The section 204 requirement involves a gesture at requirement US manufacture in the case of an exclusive license to use or sell in the US. The requirement does not apply to the owner of an invention and does not apply to non-exclusive licenses or to any licenses outside the US. The requirement is not that product must be manufactured in the US but rather that the exclusive licensee to use or to sell in the US must agree that any product they use or sell will be manufactured substantially in the US. Some parts may be manufactured elsewhere, or some product manufactured elsewhere–figure out what that means with regard to manufacturing an invention or using an invention. How does one break up an invention like that so a substantial portion of the claimed invention is made one place and the rest of the claimed invention can be made elsewhere? In some magical universe perhaps. No matter, of course, because section 204 also allows federal agencies to grant waivers to the 204 requirement based on a patent holder either trying and failing to get US manufacture or not bothering to try at all. Thus, a federal agency would have to have a pile of bees up its britches to march in based on this 35 USC 203(a)(4) condition.

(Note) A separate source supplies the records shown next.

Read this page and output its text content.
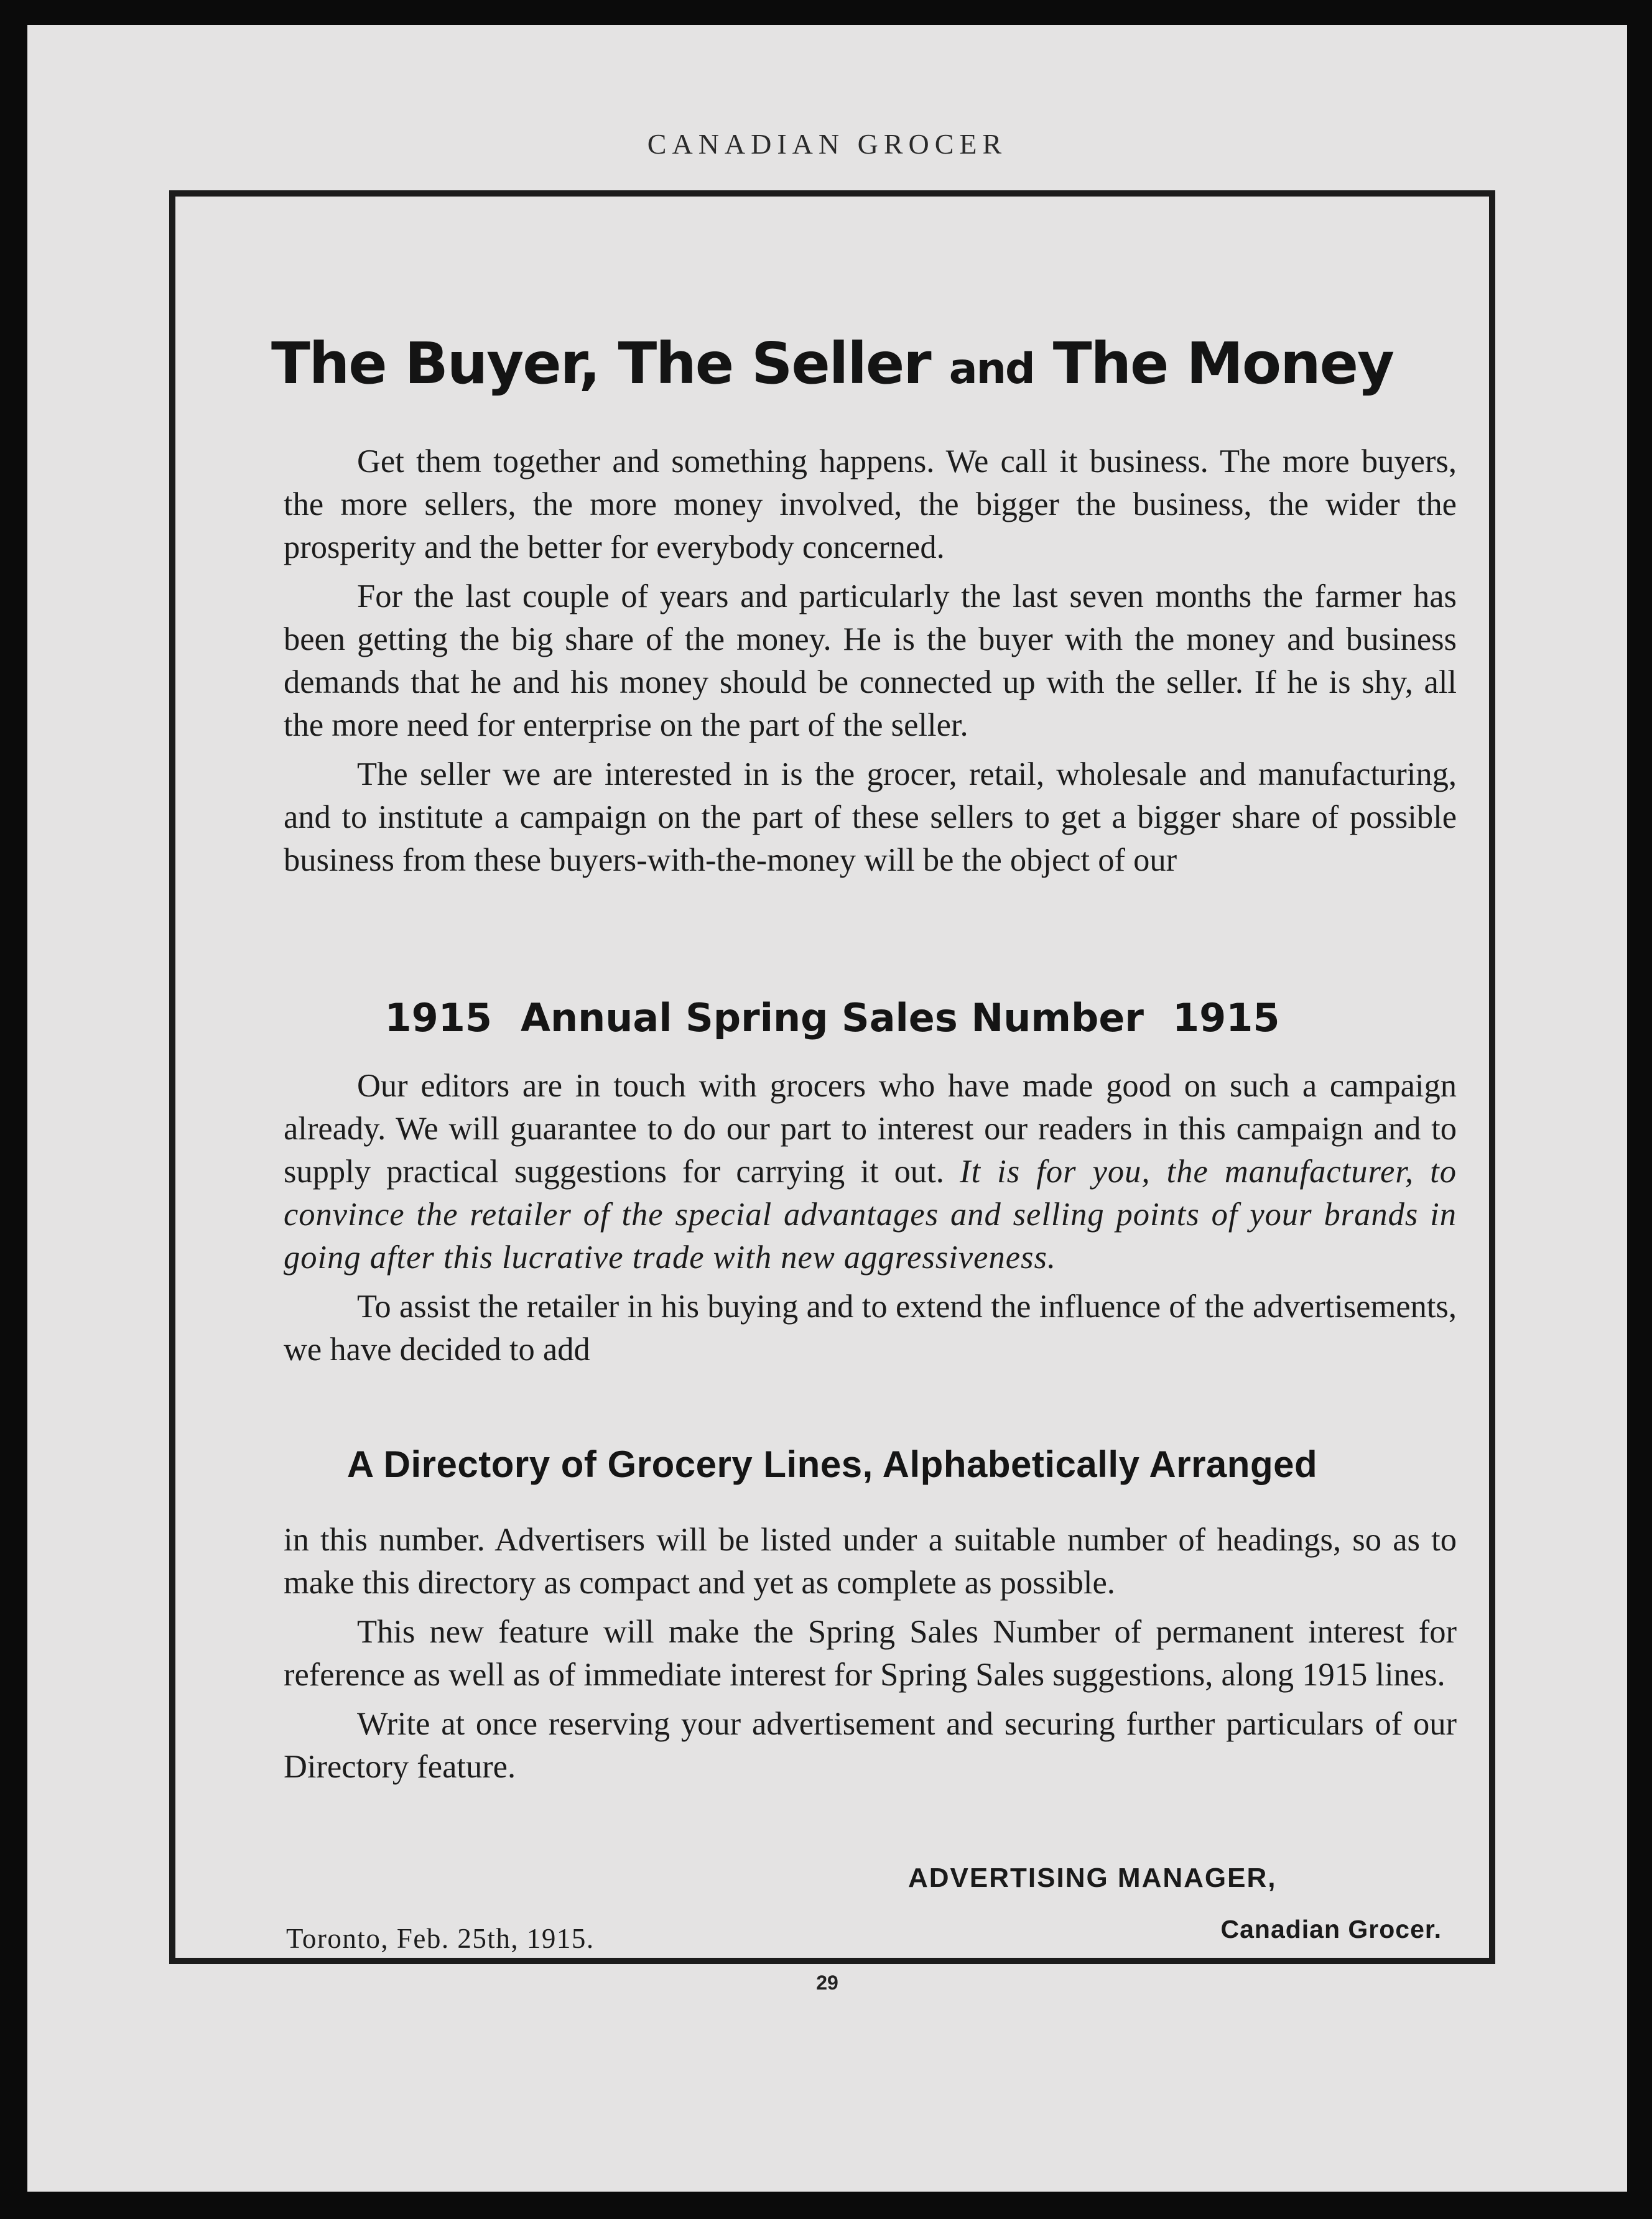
CANADIAN GROCER
The Buyer, The Seller and The Money

Get them together and something happens. We call it business. The more buyers, the more sellers, the more money involved, the bigger the business, the wider the prosperity and the better for everybody concerned.

For the last couple of years and particularly the last seven months the farmer has been getting the big share of the money. He is the buyer with the money and business demands that he and his money should be connected up with the seller. If he is shy, all the more need for enterprise on the part of the seller.

The seller we are interested in is the grocer, retail, wholesale and manufacturing, and to institute a campaign on the part of these sellers to get a bigger share of possible business from these buyers-with-the-money will be the object of our

1915 Annual Spring Sales Number 1915

Our editors are in touch with grocers who have made good on such a campaign already. We will guarantee to do our part to interest our readers in this campaign and to supply practical suggestions for carrying it out. It is for you, the manufacturer, to convince the retailer of the special advantages and selling points of your brands in going after this lucrative trade with new aggressiveness.

To assist the retailer in his buying and to extend the influence of the advertisements, we have decided to add

A Directory of Grocery Lines, Alphabetically Arranged

in this number. Advertisers will be listed under a suitable number of headings, so as to make this directory as compact and yet as complete as possible.

This new feature will make the Spring Sales Number of permanent interest for reference as well as of immediate interest for Spring Sales suggestions, along 1915 lines.

Write at once reserving your advertisement and securing further particulars of our Directory feature.

ADVERTISING MANAGER,
Canadian Grocer.
Toronto, Feb. 25th, 1915.
29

Section 204 sets itself up as the most important section of Bayh-Dole and claims to supersede all other sections of the law. This 203(a)(4) condition appears to provide an enforcement mechanism in the event of non-compliance with section 204. But even that makes no sense–if a patent monopoly is (it is argued) necessary to justify the manufacture of product based on a given invention, then forcing licensing to additional companies because an exclusive licensee in the US has failed to source product manufactured substantially in the US goes after the wrong target. The exclusive licensee to use or sell in the US does not have an exclusive right to make. The patent owner controls that right. If the patent owner does not make product in the US and does not grant others in the US the right to make product, then the poor exclusive licensee to use or to sell has no way to comply. Obtaining the agreement to source US product is trivial. But it is the patent holder, not the exclusive licensee that controls whether US product will in fact be available. Section 204, by targeting the exclusive licensee with the right to use or sell, goes after the wrong side of the breach of the obligation to source US product–section 204 should expressly target the patent holder’s breach of the section 204 agreement, not the exclusive licensee to use or to sell, which does not (necessarily) have any right to manufacture.